EDWARDS 5 (3/2) had a quiet match, and got the run-around a bit, restricting his forward play; SONKO 5 (2/3) had some scary moments, but got away with them in the main, as comedy legend defenders usually do, although he doesn’t look like a captain; SMITH 6 (3/3) put in an encouraging display, but will need to work on the partnership with Sonko; and CRESSWELL 6 (3/3) did well under a lot of pressure.

HYAM 7 (4/3) did his unglamorous job with dedication and concentration, just as he did when first given a chance, and you wonder what might have been had he not spent the last year or more in the wilderness; DRURY 7 (4/3) worked just as hard, and completed a midfield pairing which made the regulars in those positions look very ordinary; and CARSON 7 (4/3) got his head down and played his part with commitment and skill.

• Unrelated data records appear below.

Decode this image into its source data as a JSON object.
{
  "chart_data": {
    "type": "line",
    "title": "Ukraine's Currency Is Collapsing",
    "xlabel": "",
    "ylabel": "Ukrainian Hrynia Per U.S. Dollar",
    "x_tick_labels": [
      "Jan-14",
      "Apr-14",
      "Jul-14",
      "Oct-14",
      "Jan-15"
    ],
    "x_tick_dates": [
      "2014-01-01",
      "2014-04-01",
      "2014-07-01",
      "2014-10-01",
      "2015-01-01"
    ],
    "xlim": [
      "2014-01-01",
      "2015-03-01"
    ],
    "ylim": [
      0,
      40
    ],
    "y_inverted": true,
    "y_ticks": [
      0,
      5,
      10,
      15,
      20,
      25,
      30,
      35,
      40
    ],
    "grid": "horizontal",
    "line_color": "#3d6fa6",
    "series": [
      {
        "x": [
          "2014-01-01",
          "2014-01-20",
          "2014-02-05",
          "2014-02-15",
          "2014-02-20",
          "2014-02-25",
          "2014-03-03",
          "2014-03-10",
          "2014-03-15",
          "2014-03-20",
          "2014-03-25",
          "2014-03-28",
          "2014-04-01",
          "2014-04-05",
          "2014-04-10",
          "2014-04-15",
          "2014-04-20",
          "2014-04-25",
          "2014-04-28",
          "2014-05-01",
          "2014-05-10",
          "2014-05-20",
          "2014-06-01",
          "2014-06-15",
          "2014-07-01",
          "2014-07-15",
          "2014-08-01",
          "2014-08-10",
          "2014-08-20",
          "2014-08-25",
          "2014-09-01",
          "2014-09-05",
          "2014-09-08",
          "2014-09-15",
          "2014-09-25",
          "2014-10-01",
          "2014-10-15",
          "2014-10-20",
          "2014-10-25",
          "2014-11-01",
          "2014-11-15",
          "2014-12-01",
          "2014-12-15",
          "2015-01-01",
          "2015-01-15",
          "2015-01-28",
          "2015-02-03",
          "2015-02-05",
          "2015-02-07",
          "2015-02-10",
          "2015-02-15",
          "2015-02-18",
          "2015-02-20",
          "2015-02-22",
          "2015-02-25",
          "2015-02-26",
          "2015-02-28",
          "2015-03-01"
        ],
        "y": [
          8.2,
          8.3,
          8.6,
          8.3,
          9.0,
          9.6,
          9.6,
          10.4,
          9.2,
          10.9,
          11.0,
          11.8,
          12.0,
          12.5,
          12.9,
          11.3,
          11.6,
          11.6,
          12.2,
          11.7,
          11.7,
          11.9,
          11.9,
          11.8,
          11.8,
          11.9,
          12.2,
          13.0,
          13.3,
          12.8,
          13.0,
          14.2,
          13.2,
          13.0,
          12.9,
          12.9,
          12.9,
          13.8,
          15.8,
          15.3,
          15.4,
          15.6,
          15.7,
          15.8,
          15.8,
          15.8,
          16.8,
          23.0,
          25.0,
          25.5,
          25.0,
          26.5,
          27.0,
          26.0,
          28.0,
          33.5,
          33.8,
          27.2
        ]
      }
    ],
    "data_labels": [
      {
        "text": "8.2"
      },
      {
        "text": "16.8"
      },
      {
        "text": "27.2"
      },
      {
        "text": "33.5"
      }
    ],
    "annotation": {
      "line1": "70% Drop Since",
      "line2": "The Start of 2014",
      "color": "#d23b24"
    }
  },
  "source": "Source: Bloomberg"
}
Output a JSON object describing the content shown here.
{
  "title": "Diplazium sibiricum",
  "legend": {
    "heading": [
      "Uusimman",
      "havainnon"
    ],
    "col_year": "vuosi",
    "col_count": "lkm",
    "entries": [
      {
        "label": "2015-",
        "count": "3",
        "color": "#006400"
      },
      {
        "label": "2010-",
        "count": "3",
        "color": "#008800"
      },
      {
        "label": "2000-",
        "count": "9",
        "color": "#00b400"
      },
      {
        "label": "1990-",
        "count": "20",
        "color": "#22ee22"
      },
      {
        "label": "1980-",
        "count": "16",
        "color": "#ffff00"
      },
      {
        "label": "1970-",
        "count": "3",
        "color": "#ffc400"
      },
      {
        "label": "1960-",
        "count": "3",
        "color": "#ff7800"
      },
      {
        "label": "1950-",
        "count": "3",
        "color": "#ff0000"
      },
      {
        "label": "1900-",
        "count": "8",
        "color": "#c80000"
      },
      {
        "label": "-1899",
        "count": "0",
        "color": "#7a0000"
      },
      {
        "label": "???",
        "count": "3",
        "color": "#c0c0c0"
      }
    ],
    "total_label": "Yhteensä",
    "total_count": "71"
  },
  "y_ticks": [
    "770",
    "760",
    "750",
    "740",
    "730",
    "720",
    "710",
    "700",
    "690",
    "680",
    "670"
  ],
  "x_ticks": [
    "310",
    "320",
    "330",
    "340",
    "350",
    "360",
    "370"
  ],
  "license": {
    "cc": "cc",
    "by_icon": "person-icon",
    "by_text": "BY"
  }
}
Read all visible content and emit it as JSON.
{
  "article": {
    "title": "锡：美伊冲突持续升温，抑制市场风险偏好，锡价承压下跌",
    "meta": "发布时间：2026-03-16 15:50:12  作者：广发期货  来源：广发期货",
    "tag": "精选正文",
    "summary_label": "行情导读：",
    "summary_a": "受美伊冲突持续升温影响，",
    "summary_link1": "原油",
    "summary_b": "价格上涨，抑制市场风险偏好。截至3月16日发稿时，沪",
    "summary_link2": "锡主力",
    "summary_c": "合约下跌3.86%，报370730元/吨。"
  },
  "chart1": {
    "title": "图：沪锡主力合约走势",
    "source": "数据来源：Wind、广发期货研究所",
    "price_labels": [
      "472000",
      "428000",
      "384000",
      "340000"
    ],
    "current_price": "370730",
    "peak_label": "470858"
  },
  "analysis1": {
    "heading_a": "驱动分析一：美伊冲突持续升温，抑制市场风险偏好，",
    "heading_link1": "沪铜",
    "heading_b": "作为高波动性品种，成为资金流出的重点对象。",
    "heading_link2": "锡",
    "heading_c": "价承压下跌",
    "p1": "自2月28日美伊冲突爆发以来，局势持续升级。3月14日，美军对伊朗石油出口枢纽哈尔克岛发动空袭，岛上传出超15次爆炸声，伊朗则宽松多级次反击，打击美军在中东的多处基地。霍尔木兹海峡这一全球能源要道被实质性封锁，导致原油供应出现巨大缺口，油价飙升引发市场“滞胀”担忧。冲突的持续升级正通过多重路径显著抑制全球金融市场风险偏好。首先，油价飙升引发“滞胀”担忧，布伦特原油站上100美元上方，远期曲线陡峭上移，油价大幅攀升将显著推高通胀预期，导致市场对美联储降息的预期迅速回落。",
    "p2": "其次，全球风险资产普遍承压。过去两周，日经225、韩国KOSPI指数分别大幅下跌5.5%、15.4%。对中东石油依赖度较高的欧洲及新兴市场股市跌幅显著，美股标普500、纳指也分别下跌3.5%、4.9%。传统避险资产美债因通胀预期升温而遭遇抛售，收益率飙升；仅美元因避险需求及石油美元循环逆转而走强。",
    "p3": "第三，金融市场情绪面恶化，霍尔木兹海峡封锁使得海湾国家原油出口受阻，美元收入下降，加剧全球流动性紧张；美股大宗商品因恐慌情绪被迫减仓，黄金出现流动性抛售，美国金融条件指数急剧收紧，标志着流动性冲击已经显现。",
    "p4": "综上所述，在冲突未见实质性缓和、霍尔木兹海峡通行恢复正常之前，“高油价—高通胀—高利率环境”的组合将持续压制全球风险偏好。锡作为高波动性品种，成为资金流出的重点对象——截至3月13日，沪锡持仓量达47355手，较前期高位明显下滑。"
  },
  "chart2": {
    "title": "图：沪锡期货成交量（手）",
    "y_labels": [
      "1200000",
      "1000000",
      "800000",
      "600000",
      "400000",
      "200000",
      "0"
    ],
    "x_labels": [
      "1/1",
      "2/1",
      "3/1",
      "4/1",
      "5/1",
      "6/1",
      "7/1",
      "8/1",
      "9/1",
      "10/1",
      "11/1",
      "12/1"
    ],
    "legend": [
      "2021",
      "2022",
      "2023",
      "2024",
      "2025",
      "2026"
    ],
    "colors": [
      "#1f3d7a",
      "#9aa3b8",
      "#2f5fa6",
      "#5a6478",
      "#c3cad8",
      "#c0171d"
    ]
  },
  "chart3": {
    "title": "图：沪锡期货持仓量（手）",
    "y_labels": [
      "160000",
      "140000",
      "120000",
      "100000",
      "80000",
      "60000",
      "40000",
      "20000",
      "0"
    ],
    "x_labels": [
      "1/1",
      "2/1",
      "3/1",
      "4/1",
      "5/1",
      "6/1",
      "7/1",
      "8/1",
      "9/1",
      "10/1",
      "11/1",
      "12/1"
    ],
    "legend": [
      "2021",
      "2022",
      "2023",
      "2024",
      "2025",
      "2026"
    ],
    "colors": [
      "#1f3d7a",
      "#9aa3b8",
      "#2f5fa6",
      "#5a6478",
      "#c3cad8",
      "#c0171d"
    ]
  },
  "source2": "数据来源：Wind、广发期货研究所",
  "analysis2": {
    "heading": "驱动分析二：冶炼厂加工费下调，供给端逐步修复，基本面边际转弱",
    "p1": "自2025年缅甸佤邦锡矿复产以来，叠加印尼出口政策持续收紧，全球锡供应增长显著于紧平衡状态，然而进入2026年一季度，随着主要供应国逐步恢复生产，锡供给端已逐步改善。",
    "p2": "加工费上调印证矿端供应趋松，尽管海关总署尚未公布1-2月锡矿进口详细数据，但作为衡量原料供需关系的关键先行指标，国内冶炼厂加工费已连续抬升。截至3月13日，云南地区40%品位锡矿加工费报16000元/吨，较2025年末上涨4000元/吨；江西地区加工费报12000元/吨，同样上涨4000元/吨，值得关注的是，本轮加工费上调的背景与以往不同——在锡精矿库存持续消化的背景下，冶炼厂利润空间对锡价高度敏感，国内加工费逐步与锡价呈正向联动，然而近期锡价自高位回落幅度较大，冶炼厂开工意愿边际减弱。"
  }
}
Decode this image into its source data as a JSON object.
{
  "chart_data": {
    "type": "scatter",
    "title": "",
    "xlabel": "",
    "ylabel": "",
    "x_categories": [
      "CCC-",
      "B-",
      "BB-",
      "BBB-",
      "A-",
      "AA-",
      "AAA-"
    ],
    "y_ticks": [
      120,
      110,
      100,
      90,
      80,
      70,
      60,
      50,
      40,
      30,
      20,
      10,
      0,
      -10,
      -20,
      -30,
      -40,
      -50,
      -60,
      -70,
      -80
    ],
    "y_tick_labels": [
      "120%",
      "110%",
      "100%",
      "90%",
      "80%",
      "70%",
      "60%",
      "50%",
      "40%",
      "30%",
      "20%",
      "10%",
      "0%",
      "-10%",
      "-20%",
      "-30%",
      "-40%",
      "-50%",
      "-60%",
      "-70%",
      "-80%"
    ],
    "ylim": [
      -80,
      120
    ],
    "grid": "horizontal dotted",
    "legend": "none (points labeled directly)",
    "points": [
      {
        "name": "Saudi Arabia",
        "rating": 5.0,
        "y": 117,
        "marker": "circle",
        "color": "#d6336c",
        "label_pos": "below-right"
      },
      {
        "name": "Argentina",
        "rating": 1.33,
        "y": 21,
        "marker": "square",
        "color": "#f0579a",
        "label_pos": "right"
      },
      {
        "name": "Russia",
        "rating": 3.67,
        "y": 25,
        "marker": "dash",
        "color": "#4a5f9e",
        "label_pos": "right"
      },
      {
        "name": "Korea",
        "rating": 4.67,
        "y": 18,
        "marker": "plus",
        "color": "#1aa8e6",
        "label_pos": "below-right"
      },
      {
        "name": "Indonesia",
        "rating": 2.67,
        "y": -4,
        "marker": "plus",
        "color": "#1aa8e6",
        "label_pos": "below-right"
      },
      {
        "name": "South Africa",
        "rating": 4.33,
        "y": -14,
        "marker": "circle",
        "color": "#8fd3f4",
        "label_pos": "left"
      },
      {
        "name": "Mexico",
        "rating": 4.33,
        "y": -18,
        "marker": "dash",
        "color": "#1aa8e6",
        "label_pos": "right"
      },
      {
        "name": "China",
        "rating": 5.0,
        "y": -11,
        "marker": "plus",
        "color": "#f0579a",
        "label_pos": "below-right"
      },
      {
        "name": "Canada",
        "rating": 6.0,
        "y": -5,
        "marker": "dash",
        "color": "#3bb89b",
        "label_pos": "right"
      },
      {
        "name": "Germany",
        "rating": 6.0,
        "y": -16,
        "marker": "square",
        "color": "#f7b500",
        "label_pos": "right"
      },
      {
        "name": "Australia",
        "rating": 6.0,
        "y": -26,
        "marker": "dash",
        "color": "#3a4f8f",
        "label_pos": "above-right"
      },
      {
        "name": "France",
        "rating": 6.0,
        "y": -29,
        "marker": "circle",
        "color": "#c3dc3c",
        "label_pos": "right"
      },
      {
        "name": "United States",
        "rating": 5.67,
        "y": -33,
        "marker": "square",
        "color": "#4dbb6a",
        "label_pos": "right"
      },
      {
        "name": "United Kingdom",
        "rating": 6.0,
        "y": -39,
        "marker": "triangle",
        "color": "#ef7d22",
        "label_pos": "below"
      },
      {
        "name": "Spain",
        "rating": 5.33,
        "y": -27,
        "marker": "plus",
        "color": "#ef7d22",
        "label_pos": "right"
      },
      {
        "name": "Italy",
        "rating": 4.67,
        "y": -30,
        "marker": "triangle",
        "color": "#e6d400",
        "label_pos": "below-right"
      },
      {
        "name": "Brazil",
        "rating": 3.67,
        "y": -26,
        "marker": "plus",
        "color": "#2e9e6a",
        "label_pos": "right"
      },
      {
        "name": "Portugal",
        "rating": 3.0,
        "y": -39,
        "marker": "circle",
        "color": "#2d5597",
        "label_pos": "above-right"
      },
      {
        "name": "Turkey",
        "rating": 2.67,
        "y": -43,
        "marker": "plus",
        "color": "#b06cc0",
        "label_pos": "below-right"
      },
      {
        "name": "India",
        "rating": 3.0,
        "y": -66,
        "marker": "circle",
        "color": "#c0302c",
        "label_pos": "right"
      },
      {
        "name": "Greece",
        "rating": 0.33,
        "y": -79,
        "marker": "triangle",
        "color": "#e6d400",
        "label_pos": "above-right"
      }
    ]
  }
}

MARTIN 7 (4/3) had another excellent game, making loads of openings and keeping involved throughout; EMMANUEL-THOMAS 7 (3/4) would probably have been a clear man-of-the match if he’d been allowed to continue in his first-half role throughout, instead of being pushed right out to the wing and marginalised; at times, his touches and skill were breathtaking, and you felt that eventually one of his dazzling runs would end up with him finding himself right in front of the goal; and although SCOTLAND 6 (4/2) wasn’t the deadly finishing touch we needed, he certainly gave it his all.

Substitutes: PRISKIN wasn’t particularly impressive, and BULLARD couldn’t really add anything to what had gone before.